Marc a un passé chargé lui aussi, il a souffert, a voulu se couper de tout. Mais la fibre journalistique reprend le dessus, et c'est l'infernale marche en avant pour LE scoop. Le duo qu'il forme avec Katie, une photographe d'art à la base, qui se trouve embarquée dans ce fait-divers sans avoir eu le temps de dire ouf, est vraiment efficace. Elle a un fichu caractère, ne s'en laisse pas conter et, surtout, réussie à imposer ses idées, c'est assez rafraîchissant !
Puis vient la deuxième partie et quelle claque ! On se fait embringuer par la construction des chapitres judicieusement emmêlés dans le temps, dans les lieux, passant d'un personnage à l'autre. Les paragraphes sont tronçonnés et présentés comme un script : lieu de l'action, date, heure. Le style devient de plus en plus percutant. L'intrigue s'intensifie, l'enquête nous embarque aux quatre coins de la planète, et on ne peut plus lâcher le livre. C'est prodigieusement bon. Quant à la fin, elle serait décevante s'il n'y avait cet incroyable épilogue ! 
Connaissant lui-même bien le milieu techno, Rapilly nous en propose un portrait certes sans concession, mais qui évite aussi les clichés qui sont souvent véhiculées sur cette musique et ces festivals, souvent organisés dans la clandestinité, voire l'illégalité. Autrement dit, on ne nie pas la présence de drogues ou d'évènements un peu glauques souvent inhérents aux grands rassemblements humains, mais on s'attache aussi à mieux faire comprendre la créativité des artistes technos (parfois hard-core, certes) ainsi que la si étrange et si contagieuse attraction que peut avoir cette musique, cette rythmique, plutôt.
Le rythme lui aussi est assez musical, avec des mouvements rapides et des mouvements lents, mais on est plus dans un roman noir que véritablement dans un thriller à l'américaine. C'est une enquête minutieuse, hors des sentiers battus, plus qu'une course-poursuite dératée, que nous propose Rapilly, avec une touche d'exotisme, même si les touristes que l'on croise ne vont guère découvrir les cultures locales.
Le style de l'auteur est particulier. Pas dans le sens spécial mais plutôt spécifique. On sent la pâte de l'auteur qui s'est attaché à décrire et à travailler son texte. Il dissémine intelligemment dans le texte des indices sur le dénouement mais également sur le tueur qui se découvre petit à petit dans certains chapitres et que le lecteur peut s'amuser à débusquer.
Dans son thriller, Rapilly campe une intrigue réaliste et rondement menée, il respecte les codes du thriller et les casse aussi par moments, le tout avec beaucoup de talent. Fréderic Rapilly parvient avec brio à donner vie à ses personnages, leur interactivité fonctionne pleinement et on s’y attache rapidement. La fin est frustrante (dans le bons sens du terme) et appelle une suite, qui est d'ailleurs déjà disponible ("Le chant du diable").
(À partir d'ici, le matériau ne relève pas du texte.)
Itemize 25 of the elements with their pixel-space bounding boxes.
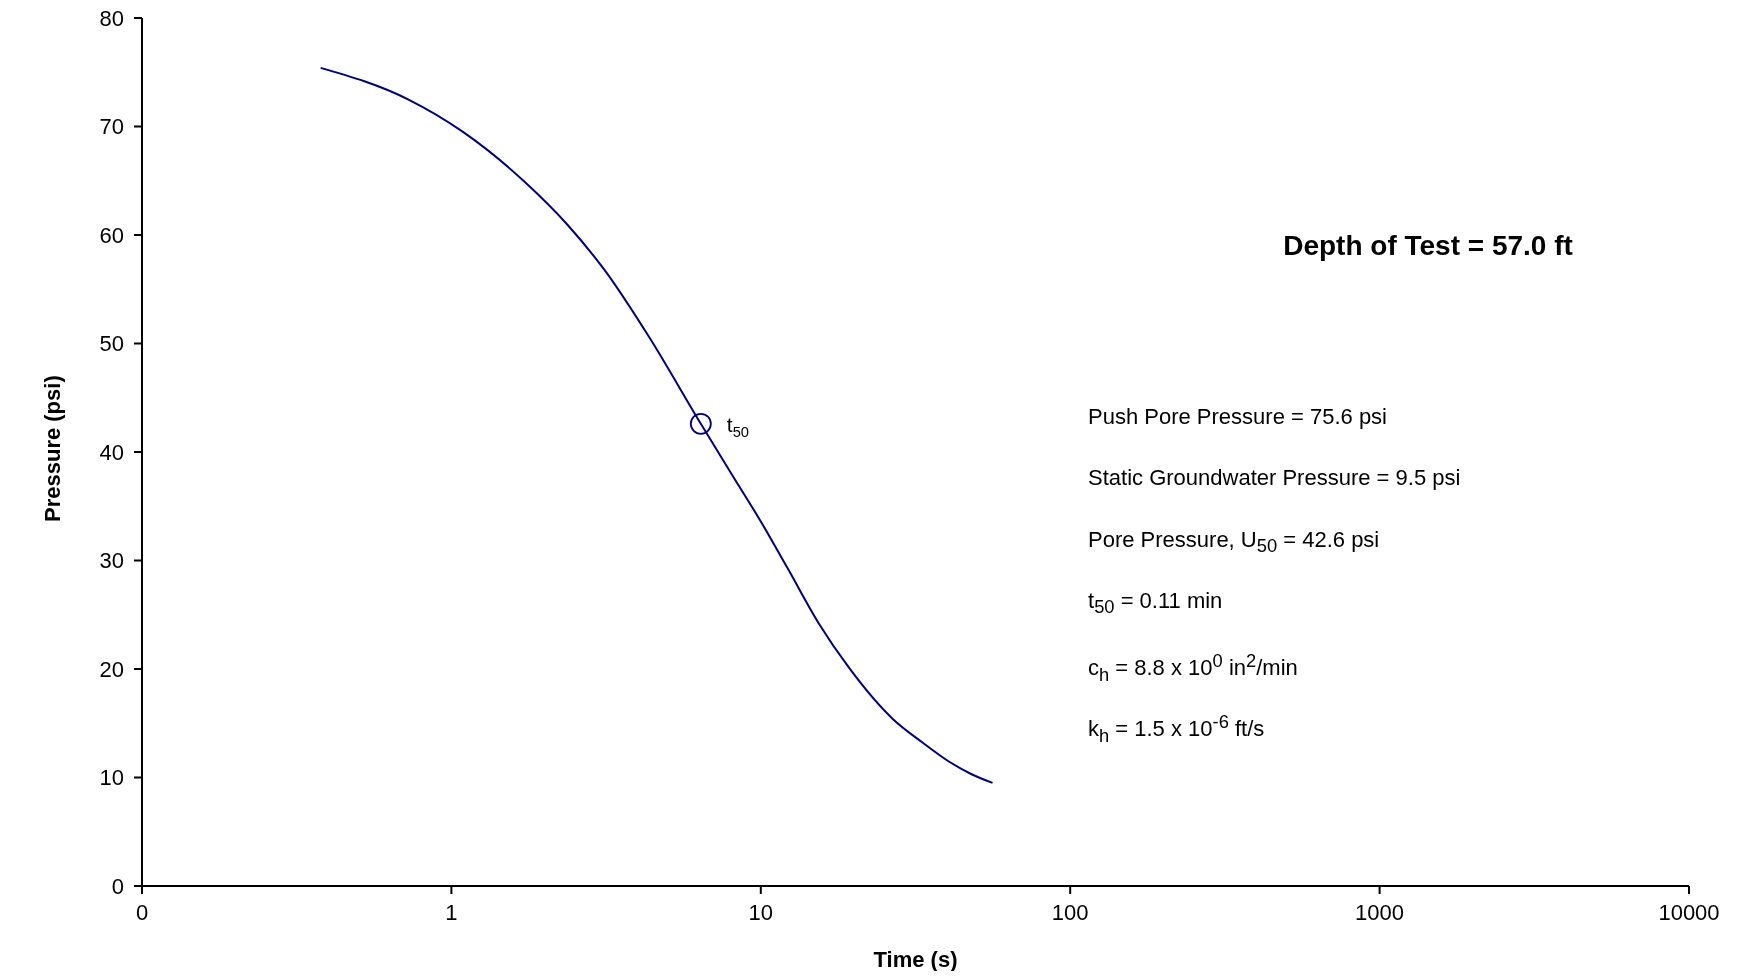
y-tick-label: 80 — [99, 5, 124, 31]
annotation: t$_{50}$ = 0.11 min — [1088, 588, 1224, 620]
y-tick-label: 70 — [99, 114, 124, 140]
text: Depth of Test = 57.0 ft — [1282, 230, 1574, 262]
x-tick-label: 1 — [445, 899, 458, 925]
y-tick-label: 10 — [99, 765, 124, 791]
x-axis-title: Time (s) — [873, 947, 958, 972]
annotation: t$_{50}$ — [726, 412, 750, 440]
y-tick-label: 50 — [99, 331, 124, 357]
y-axis-title: Pressure (psi) — [39, 375, 65, 522]
y-tick-label: 0 — [111, 873, 124, 899]
annotation: k$_{h}$ = 1.5 x 10$^{-6}$ ft/s — [1088, 710, 1266, 748]
annotation: Pore Pressure, U$_{50}$ = 42.6 psi — [1088, 526, 1381, 559]
x-tick-label: 100 — [1051, 899, 1089, 925]
y-tick-label: 60 — [99, 222, 124, 248]
y-tick-label: 30 — [99, 548, 124, 574]
y-tick-label: 40 — [99, 439, 124, 465]
annotation: Push Pore Pressure = 75.6 psi — [1088, 404, 1388, 431]
annotation: c$_{h}$ = 8.8 x 10$^{0}$ in$^{2}$/min — [1088, 649, 1299, 687]
x-tick-label: 10000 — [1658, 899, 1720, 925]
annotation: Static Groundwater Pressure = 9.5 psi — [1088, 465, 1461, 493]
x-tick-label: 0 — [135, 899, 149, 925]
y-tick-label: 20 — [99, 656, 124, 682]
x-tick-label: 1000 — [1355, 899, 1405, 925]
x-tick-label: 10 — [748, 899, 774, 925]
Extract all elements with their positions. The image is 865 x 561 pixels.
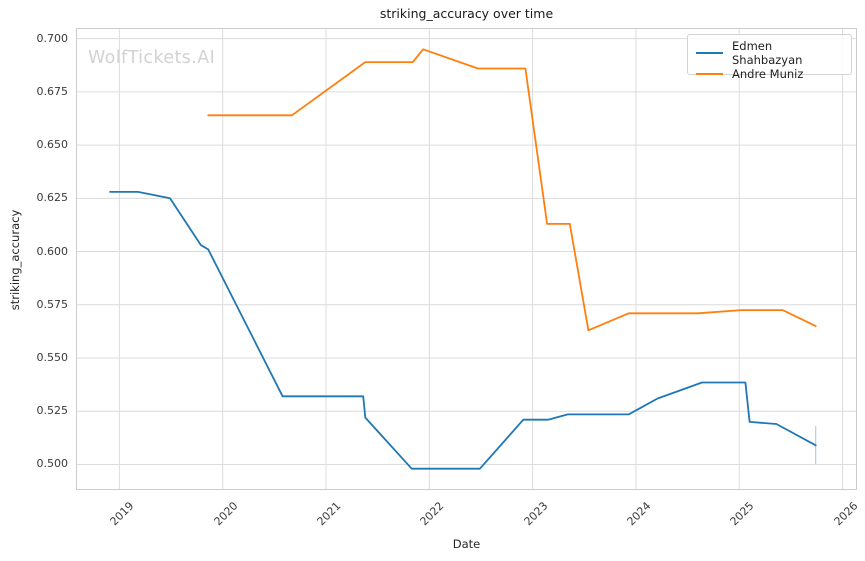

Mais, la véritable qualité de ce roman est qu'il saura vous intéresser même si vous n'y connaissez rien en techno, même si vous ronchonnez en disant que ce n'est pas de la musique, même si vous les considérez encore simplement comme un ramassis de drogués. Alors n'hésitez pas à entrer dans la danse et à vous laisser hypnotiser par ce thriller assez particulier.
Jusqu'au bout du roman, jusqu'à la terrible révélation finale, impossible de décrocher. Et même une fois la dernière page tournée, fiévreux, la gueule de bois, le cœur battant la chamade, vous ne pourrez vous sortir de la tête les dernières notes du "Chant des Âmes" !!!